Haydi Reha Muhtar'ı tenzih edelim, Ruhat Mengi'yi de mazur sayalım. Peki şu adamları ne yapalım?
GAZETECİLER.COM
Salih Tuna
“ömür” adam
yani…
Nereden bulur
da atar bu ilginç başlıkları merak ediyoruz…
Kör adamı bile
okutur yani…
“Sahibinden
'satılık' üç köşe yazarı “ diye başlıyor yazısı…
Ve şöyle devam
ediyor…
Futbolcu piyasasında “Satışa çıkarılacak
futbolcular…” yahut filanca futbolcu “satıldı” ifadesi son derece
olağandır.
Ne
ki, hiçbir köşe yazarı için “satıldı” yahut “satılık”
denilmez.
Futbolcular için hem “transfer” hem de “satılık”

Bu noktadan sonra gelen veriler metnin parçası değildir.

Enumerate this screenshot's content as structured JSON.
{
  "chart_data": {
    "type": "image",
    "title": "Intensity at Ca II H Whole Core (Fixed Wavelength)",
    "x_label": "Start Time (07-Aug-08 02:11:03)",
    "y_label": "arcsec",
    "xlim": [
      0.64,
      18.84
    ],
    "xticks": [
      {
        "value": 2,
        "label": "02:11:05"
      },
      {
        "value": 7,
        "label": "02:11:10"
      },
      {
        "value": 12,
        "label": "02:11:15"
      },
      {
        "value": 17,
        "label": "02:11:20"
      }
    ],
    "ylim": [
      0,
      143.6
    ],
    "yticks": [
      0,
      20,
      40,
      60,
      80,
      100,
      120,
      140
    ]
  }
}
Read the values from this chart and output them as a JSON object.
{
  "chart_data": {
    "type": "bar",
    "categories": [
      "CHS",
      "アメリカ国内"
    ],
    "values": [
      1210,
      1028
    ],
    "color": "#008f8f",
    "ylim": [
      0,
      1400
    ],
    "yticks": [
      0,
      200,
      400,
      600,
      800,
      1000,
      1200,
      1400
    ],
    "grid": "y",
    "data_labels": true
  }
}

kelimesi aynı anda tedavüldedir ama, köşe yazarları için sadece
“transfer” ifadesi geçerli olabilir.
Şu
futbolcu, şu kadar fiyata satıldı denilebilir; lakin “Bekir Coşkun
şu kadara Habertürk'e satıldı…” denilemez.
“Bonservisi” sürgit elinde olduğundan dolayı köşe
yazarını kimse satamaz. Gazetesi bir gün satılsa da, kendisi
asla!
“Satılık kalem” bile yakışıksız bir ifade, kaldı
ki bizzat köşe yazarı…
Bütün
bunları, 28 Şubat döneminin kudretli medya patronlarından Dinç
Bilgin'in bir ifadesi getirdi aklıma.
Hayır
hayır, “köşe yazarları” ile “satılık” kelimesini hiç bir şekilde
yan yana getirdiği yok; durduk yere günahını
almayalım.
Günahını alsak canına minnet zaten; 28 Şubat
sürecinde yaptığı “garnizon gazeteciliği” adına her fırsatta günah
çıkarıyor!
Star
gazetesinden Fadime Özkan'ın yaptığı söyleşide Star TV, Vatan ve
Milliyet'in satılığa çıkarılması hakkındaki bir soruya şöyle cevap
veriyor:
“Şimdi adam (Akın İpek) masa sandalye almıyor,
marka alacak. Markalar da para kaybediyor. Değerleri nasıl
hesaplanacak? Kar eden bir şeyi alırken karı çarparsınız bir
çarpanla, değeri ortaya çıkar. Zarar eden bir şeyi eksiyle
çarpınca, ne çıkacak? Demek ki her halükarda Aydın bey kar edecek.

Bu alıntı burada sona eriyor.